Corn is a member of the plant family of grasses. Each kernel of corn has a highly nutritious outer layer, called pericarp. This is fused with the seed coat, typical of grasses. Although most corn has yellow kernels, they may also be black, bluish-gray, purple, green, red or white.
A corn kernel is made up of four major components: starch, fiber, protein and oil. Corn can be processed in different ways to tap into these components and used them in all kinds of products. There are two basic methods employed in processing corn kernels. They are known as “dry milling” and “wet milling.”
In dry milling, corn is separated into flour, corn meal, grits and other products by soaking corn kernels in water, then removing the germ for processing into oil. The remaining parts of the kernel are ground and sieved into various fractions. When ground, corn yields more flour with much less bran than wheat does.
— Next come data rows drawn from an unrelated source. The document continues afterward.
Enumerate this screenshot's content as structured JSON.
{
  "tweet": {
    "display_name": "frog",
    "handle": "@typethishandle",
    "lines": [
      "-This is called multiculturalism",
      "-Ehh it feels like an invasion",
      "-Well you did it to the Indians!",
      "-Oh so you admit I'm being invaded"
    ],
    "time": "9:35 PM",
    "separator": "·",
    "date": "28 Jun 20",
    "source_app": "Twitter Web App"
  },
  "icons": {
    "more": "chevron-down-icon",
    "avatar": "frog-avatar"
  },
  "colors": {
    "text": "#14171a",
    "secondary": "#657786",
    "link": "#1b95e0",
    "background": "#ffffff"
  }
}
Wet milling is the process by which corn is separated into starch (syrup, ethanol, cornstarch), germ (oil), and fiber and gluten (animal feed) by soaking corn kernels in water before separating them by grinding and centrifuge. In addition, refiners produce starches, sweeteners and ethanol – all made from the starch portion of the corn.
Cornstarch, which is derived from the endosperm of the corn kernel, is a mainstay of the corn refining industry. It has a wide range of industrial and food applications. Over 90 percent of the starch Americans use is produced from corn. Corn sweeteners supply more than 56 percent of the U.S. nutritive sweetener market.
All in all, one little kernel of corn does an awful lot of work. No wonder corn leads all other crops in value and volume of production.